Colin in Kofiland
The U.N. chief endorses regime change--in Washington.
Monday, October 13, 2003 12:01 a.m. EDT
The apparent failure of the U.S. push for another U.N. resolution on Iraq is at least a clarifying moment. A body incapable of agreeing to endorse even post facto reconstruction could certainly never have been expected to enforce its Iraq resolutions in the first place. So much for the argument that a kinder, gentler approach by the Bush Administration would have won U.N. support.
Equally illuminating, U.N. Secretary General Kofi Annan has made it clear that he's now more interested in defeating President Bush than he ever was in toppling Saddam Hussein. Mr. Annan knows that Mr. Bush's policy of anti-terror prevention poses a serious challenge to what he claims is the "unique legitimacy" of the collection of despots he leads--indeed, to the legitimacy of the unaccountable Secretary General himself.
Secretary of State Colin Powell is giving the effort one more last chance. But it appears that Mr. Annan's open criticism of the U.S. draft resolution--unprecedented for a U.N. leader--has sunk its chances. Even more unusual have been his none-too-subtle attempts to influence U.S. politics. "People who believe in collective action to meet today's problems, and who believe in the rule of law and in the aims of the United Nations, need to raise their voices," he exhorted a group of African-American leaders last week.
Mr. Annan's decision to withdraw U.N. staff from Baghdad can likewise be interpreted as an attempt to bolster Democratic criticism of President Bush's failure to "internationalize" the operation. It is certainly a disgrace to the memory of U.N. envoy Sergio Vieira de Mello, who believed the body had a vital role to play even under a U.S. led occupation.
Mr. Annan's ostensible dispute with U.S. policy involves the timetable for the restoration of Iraqi sovereignty. Yes, that's right, the man who was never eager to depose Saddam has now become a champion of Iraqi democracy. We agree that the authority of Iraqi's Governing Council should be expanded as rapidly as possible. But no one should believe that simply transferring control from the U.S. to the Governing Council will stop the terror attacks in Iraq; the terrorists want to return to Saddam's rule. In any case, Mr. Annan's real make-or-break issue is whether the transition will happen under U.N. or U.S. auspices, and U.N. authority is simply a non-starter given the institution's record on Iraq.
We hope President Bush appreciates that Mr. Annan is playing election-year politics, as well as the failure of Colin Powell's second promise to deliver the U.N. Mr. Powell has many virtues, but accurate assessment of others' intentions does not appear to be among them.
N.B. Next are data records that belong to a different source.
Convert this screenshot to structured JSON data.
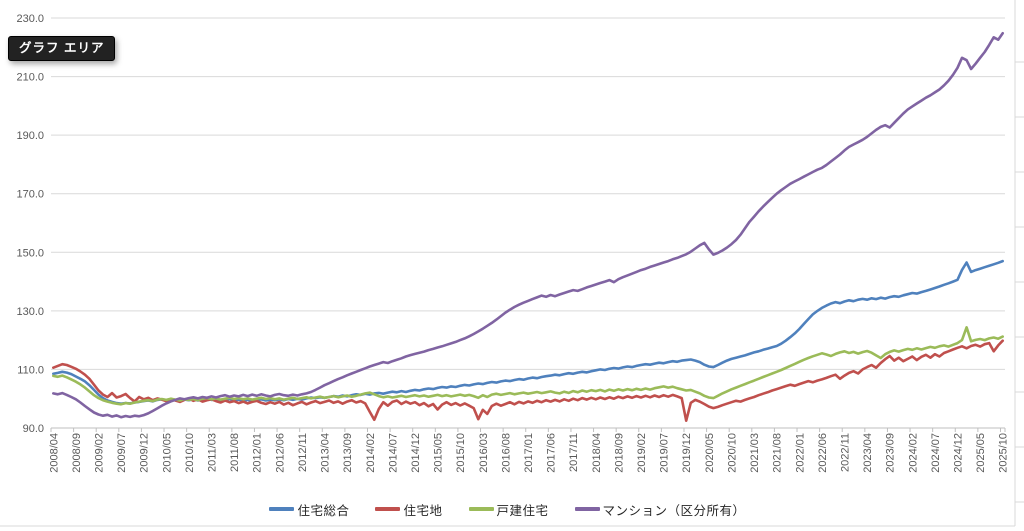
{
  "tooltip": {
    "text": "グラフ エリア"
  },
  "chart_data": {
    "type": "line",
    "title": "",
    "xlabel": "",
    "ylabel": "",
    "ylim": [
      90,
      230
    ],
    "y_ticks": [
      90,
      110,
      130,
      150,
      170,
      190,
      210,
      230
    ],
    "grid": true,
    "legend_position": "bottom",
    "x_tick_interval_categories": 5,
    "x_tick_labels": [
      "2008/04",
      "2008/09",
      "2009/02",
      "2009/07",
      "2009/12",
      "2010/05",
      "2010/10",
      "2011/03",
      "2011/08",
      "2012/01",
      "2012/06",
      "2012/11",
      "2013/04",
      "2013/09",
      "2014/02",
      "2014/07",
      "2014/12",
      "2015/05",
      "2015/10",
      "2016/03",
      "2016/08",
      "2017/01",
      "2017/06",
      "2017/11",
      "2018/04",
      "2018/09",
      "2019/02",
      "2019/07",
      "2019/12",
      "2020/05",
      "2020/10",
      "2021/03",
      "2021/08",
      "2022/01",
      "2022/06",
      "2022/11",
      "2023/04",
      "2023/09",
      "2024/02",
      "2024/07",
      "2024/12",
      "2025/05",
      "2025/10"
    ],
    "series": [
      {
        "id": "housing-total",
        "name": "住宅総合",
        "color": "#4F81BD",
        "values": [
          108.5,
          108.8,
          109.2,
          108.9,
          108.4,
          107.6,
          106.8,
          105.9,
          104.6,
          103.0,
          101.4,
          100.2,
          99.4,
          98.9,
          98.5,
          98.3,
          98.5,
          98.4,
          98.7,
          98.9,
          99.2,
          99.4,
          99.1,
          99.6,
          99.8,
          99.5,
          99.9,
          99.6,
          99.3,
          99.7,
          99.5,
          99.8,
          99.4,
          99.9,
          100.1,
          99.6,
          99.8,
          99.3,
          99.6,
          99.9,
          99.5,
          99.7,
          99.3,
          99.6,
          99.2,
          99.5,
          99.8,
          99.4,
          99.7,
          99.5,
          99.8,
          99.5,
          99.9,
          99.6,
          100.0,
          99.7,
          100.1,
          100.4,
          100.2,
          100.5,
          100.3,
          100.6,
          100.9,
          100.7,
          101.1,
          100.8,
          101.2,
          101.5,
          101.3,
          101.7,
          101.4,
          101.8,
          102.0,
          101.7,
          102.1,
          102.4,
          102.2,
          102.6,
          102.3,
          102.7,
          103.0,
          102.8,
          103.2,
          103.5,
          103.3,
          103.7,
          104.0,
          103.8,
          104.2,
          104.0,
          104.4,
          104.7,
          104.5,
          104.9,
          105.2,
          105.0,
          105.4,
          105.7,
          105.5,
          105.9,
          106.2,
          106.0,
          106.4,
          106.7,
          106.5,
          106.9,
          107.2,
          107.0,
          107.4,
          107.7,
          107.9,
          108.2,
          108.0,
          108.4,
          108.7,
          108.5,
          108.9,
          109.2,
          109.0,
          109.4,
          109.7,
          110.0,
          109.8,
          110.2,
          110.5,
          110.3,
          110.7,
          111.0,
          110.8,
          111.2,
          111.5,
          111.8,
          111.6,
          112.0,
          112.3,
          112.1,
          112.5,
          112.8,
          112.6,
          113.0,
          113.2,
          113.4,
          113.0,
          112.5,
          111.6,
          111.0,
          110.8,
          111.5,
          112.3,
          113.0,
          113.6,
          114.0,
          114.4,
          114.8,
          115.3,
          115.8,
          116.2,
          116.7,
          117.1,
          117.6,
          118.0,
          118.8,
          119.8,
          121.0,
          122.3,
          123.8,
          125.5,
          127.2,
          128.8,
          130.0,
          131.0,
          131.8,
          132.5,
          133.0,
          132.6,
          133.2,
          133.6,
          133.3,
          133.8,
          134.1,
          133.8,
          134.3,
          134.0,
          134.5,
          134.2,
          134.7,
          135.0,
          134.8,
          135.3,
          135.7,
          136.1,
          135.9,
          136.4,
          136.8,
          137.3,
          137.8,
          138.3,
          138.9,
          139.4,
          140.0,
          140.6,
          144.0,
          146.5,
          143.3,
          143.9,
          144.4,
          144.9,
          145.4,
          145.9,
          146.4,
          147.0
        ]
      },
      {
        "id": "residential-land",
        "name": "住宅地",
        "color": "#C0504D",
        "values": [
          110.6,
          111.2,
          111.8,
          111.5,
          110.9,
          110.2,
          109.3,
          108.2,
          106.8,
          104.8,
          102.8,
          101.4,
          100.6,
          101.9,
          100.4,
          100.9,
          101.6,
          100.2,
          99.1,
          100.6,
          99.8,
          100.3,
          99.5,
          100.1,
          99.7,
          99.2,
          99.9,
          99.4,
          98.9,
          99.6,
          100.1,
          99.3,
          99.8,
          99.0,
          99.5,
          99.8,
          99.2,
          98.7,
          99.4,
          98.8,
          99.2,
          98.5,
          99.0,
          98.4,
          98.9,
          99.3,
          98.6,
          98.2,
          98.8,
          98.3,
          98.9,
          98.0,
          98.6,
          97.8,
          98.4,
          98.9,
          98.1,
          98.7,
          99.2,
          98.5,
          98.9,
          99.4,
          98.6,
          99.1,
          98.3,
          99.0,
          99.5,
          98.7,
          99.2,
          98.4,
          95.5,
          92.8,
          96.5,
          98.8,
          97.6,
          98.9,
          99.4,
          98.2,
          99.0,
          98.3,
          98.8,
          97.8,
          98.5,
          97.4,
          98.2,
          96.3,
          98.0,
          98.8,
          97.9,
          98.5,
          97.7,
          98.4,
          97.6,
          96.8,
          93.0,
          96.2,
          94.8,
          97.5,
          98.3,
          97.6,
          98.2,
          98.8,
          98.1,
          98.9,
          98.4,
          99.1,
          98.6,
          99.3,
          98.8,
          99.5,
          99.0,
          99.6,
          99.1,
          99.8,
          99.3,
          100.0,
          99.5,
          100.2,
          99.7,
          100.3,
          99.8,
          100.4,
          99.9,
          100.5,
          100.0,
          100.7,
          100.2,
          100.8,
          100.3,
          100.9,
          100.4,
          101.0,
          100.5,
          101.1,
          100.6,
          101.2,
          100.7,
          101.3,
          100.8,
          100.2,
          92.5,
          98.6,
          99.6,
          99.0,
          98.2,
          97.3,
          96.8,
          97.2,
          97.8,
          98.3,
          98.8,
          99.3,
          99.0,
          99.6,
          100.1,
          100.6,
          101.2,
          101.7,
          102.2,
          102.8,
          103.3,
          103.8,
          104.3,
          104.8,
          104.4,
          105.0,
          105.5,
          106.0,
          105.6,
          106.2,
          106.6,
          107.1,
          107.7,
          108.2,
          106.8,
          107.9,
          108.8,
          109.4,
          108.6,
          110.0,
          110.8,
          111.5,
          110.6,
          112.2,
          113.5,
          114.6,
          113.0,
          114.0,
          112.8,
          113.6,
          114.4,
          113.2,
          114.3,
          115.0,
          114.0,
          115.2,
          114.4,
          115.6,
          116.2,
          116.8,
          117.4,
          117.9,
          117.2,
          118.0,
          118.4,
          117.8,
          118.6,
          119.0,
          116.2,
          118.2,
          119.8
        ]
      },
      {
        "id": "detached-house",
        "name": "戸建住宅",
        "color": "#9BBB59",
        "values": [
          107.8,
          107.5,
          107.9,
          107.3,
          106.6,
          105.8,
          104.9,
          103.8,
          102.5,
          101.2,
          100.2,
          99.5,
          99.0,
          98.6,
          98.3,
          98.1,
          98.5,
          98.3,
          98.7,
          99.0,
          99.3,
          99.5,
          99.2,
          99.7,
          99.9,
          99.6,
          100.0,
          99.7,
          99.4,
          99.8,
          99.6,
          99.9,
          99.5,
          100.0,
          100.2,
          99.8,
          100.1,
          99.7,
          100.0,
          100.3,
          99.9,
          100.2,
          99.8,
          100.1,
          99.7,
          100.0,
          100.3,
          99.9,
          100.2,
          99.8,
          100.1,
          99.7,
          100.0,
          100.3,
          99.9,
          100.2,
          100.5,
          100.1,
          100.4,
          100.7,
          100.3,
          100.6,
          100.9,
          100.5,
          100.8,
          101.1,
          100.7,
          101.0,
          101.4,
          101.8,
          102.1,
          101.5,
          100.9,
          100.5,
          100.8,
          100.4,
          100.7,
          101.0,
          100.6,
          100.9,
          101.2,
          100.8,
          101.1,
          100.7,
          101.0,
          101.3,
          100.9,
          101.2,
          100.8,
          101.1,
          101.4,
          101.0,
          101.3,
          100.9,
          100.3,
          101.2,
          100.6,
          101.4,
          101.7,
          101.3,
          101.6,
          101.9,
          101.5,
          101.8,
          102.1,
          101.7,
          102.0,
          102.3,
          101.9,
          102.2,
          102.5,
          102.1,
          101.8,
          102.4,
          102.0,
          102.6,
          102.2,
          102.8,
          102.4,
          102.9,
          102.6,
          103.0,
          102.5,
          103.1,
          102.7,
          103.2,
          102.8,
          103.3,
          102.9,
          103.4,
          103.0,
          103.5,
          103.1,
          103.6,
          103.9,
          104.2,
          103.8,
          104.1,
          103.6,
          103.2,
          102.8,
          103.0,
          102.4,
          101.8,
          101.0,
          100.4,
          100.2,
          101.0,
          101.8,
          102.5,
          103.2,
          103.8,
          104.4,
          105.0,
          105.6,
          106.2,
          106.8,
          107.4,
          108.0,
          108.6,
          109.2,
          109.8,
          110.5,
          111.2,
          111.9,
          112.6,
          113.3,
          113.9,
          114.5,
          115.0,
          115.5,
          115.1,
          114.6,
          115.3,
          115.8,
          116.2,
          115.6,
          116.0,
          115.4,
          115.9,
          116.3,
          115.7,
          114.8,
          113.9,
          115.2,
          116.0,
          116.5,
          116.1,
          116.6,
          117.0,
          116.7,
          117.2,
          116.8,
          117.3,
          117.7,
          117.4,
          117.9,
          118.2,
          117.8,
          118.4,
          119.0,
          120.0,
          124.4,
          119.6,
          120.1,
          120.4,
          120.0,
          120.6,
          120.9,
          120.5,
          121.2
        ]
      },
      {
        "id": "condominium",
        "name": "マンション（区分所有）",
        "color": "#8064A2",
        "values": [
          101.8,
          101.5,
          101.9,
          101.3,
          100.6,
          99.8,
          98.7,
          97.5,
          96.4,
          95.3,
          94.6,
          94.2,
          94.5,
          93.9,
          94.3,
          93.7,
          94.1,
          93.8,
          94.2,
          94.0,
          94.4,
          95.0,
          95.8,
          96.7,
          97.6,
          98.4,
          99.1,
          99.6,
          100.1,
          99.8,
          100.2,
          100.5,
          100.1,
          100.6,
          100.3,
          100.8,
          100.4,
          100.9,
          101.2,
          100.7,
          101.1,
          100.8,
          101.3,
          100.9,
          101.4,
          101.0,
          101.5,
          101.1,
          100.8,
          101.3,
          101.6,
          101.2,
          101.0,
          101.4,
          101.1,
          101.5,
          101.8,
          102.3,
          103.0,
          103.8,
          104.6,
          105.3,
          106.0,
          106.7,
          107.3,
          108.0,
          108.6,
          109.2,
          109.8,
          110.4,
          111.0,
          111.5,
          112.0,
          112.5,
          112.2,
          112.8,
          113.3,
          113.8,
          114.4,
          114.9,
          115.3,
          115.7,
          116.1,
          116.6,
          117.0,
          117.5,
          117.9,
          118.4,
          118.9,
          119.4,
          120.0,
          120.6,
          121.3,
          122.1,
          123.0,
          123.9,
          124.9,
          125.9,
          127.0,
          128.2,
          129.4,
          130.4,
          131.3,
          132.1,
          132.8,
          133.4,
          134.0,
          134.6,
          135.2,
          134.8,
          135.4,
          135.0,
          135.6,
          136.1,
          136.6,
          137.1,
          136.8,
          137.4,
          138.0,
          138.5,
          139.0,
          139.5,
          140.0,
          140.5,
          139.8,
          140.8,
          141.5,
          142.1,
          142.7,
          143.3,
          143.9,
          144.4,
          145.0,
          145.5,
          146.0,
          146.5,
          147.0,
          147.6,
          148.1,
          148.7,
          149.3,
          150.2,
          151.3,
          152.4,
          153.2,
          151.0,
          149.2,
          149.8,
          150.6,
          151.6,
          152.8,
          154.2,
          156.0,
          158.2,
          160.4,
          162.2,
          164.0,
          165.6,
          167.1,
          168.6,
          170.0,
          171.2,
          172.3,
          173.4,
          174.2,
          175.0,
          175.8,
          176.6,
          177.4,
          178.2,
          178.8,
          179.8,
          181.0,
          182.2,
          183.4,
          184.8,
          186.0,
          186.8,
          187.6,
          188.4,
          189.4,
          190.6,
          191.8,
          192.8,
          193.4,
          192.6,
          194.2,
          195.8,
          197.4,
          198.8,
          199.8,
          200.8,
          201.8,
          202.8,
          203.6,
          204.6,
          205.6,
          207.0,
          208.6,
          210.6,
          213.0,
          216.4,
          215.6,
          212.6,
          214.4,
          216.4,
          218.4,
          220.8,
          223.4,
          222.6,
          224.8
        ]
      }
    ]
  }
}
As far as Iraqi reconstruction goes, of course, the U.N. failure barely matters. The proposed resolution was intended only to provide some domestic cover for foreign governments considering whether to contribute money and troops. But the Europeans were never going to help much anyway, and Turkey's parliament has already voted overwhelmingly to send a force. What's more, Turkey wants to help out in the dangerous Sunni triangle, where it's really needed. A (largely Sunni) Muslim democracy with a sterling peacekeeping record and real military strength, Turkey was far and away the most important ally the U.S. could have hoped for.
We're disappointed that Turkey's decision has been met with threats from some Kurds and cries of "sell-out" from some of their American supporters. Turkey was an indispensable protector of the Northern Iraqi Kurdish safe haven for more than a decade, providing it with a vital trade link to the outside world and with the air bases to support Operation Northern Watch.
Some of the ideas being mooted to soothe Kurdish sensibilities--such as moving Turkish troops by air or sea--would justifiably be considered an affront by the Turks, who are putting themselves very much in harm's way. If Washington is going to turn the Turkish parliamentary vote into an actual deployment, it is going to have to talk bluntly with Kurdish leaders Jalal Talabani and Massoud Barzani.
By any reasonable standard Iraq is making notable progress despite the obvious security problems, and it is about time the Bush Administration has begun to go back on the political offensive in stating its case. Power is being restored, Iraqi security forces are being trained, schools are open, and commerce is getting back to normal.
Most important, Iraqis are free to think and speak as they wish. Tensions with and within the country's outspoken Governing Council are a healthy sign. The Bush Administration is right that all of this deserves much more attention. To focus it, we hope the President will pay a visit to Iraq sometime soon.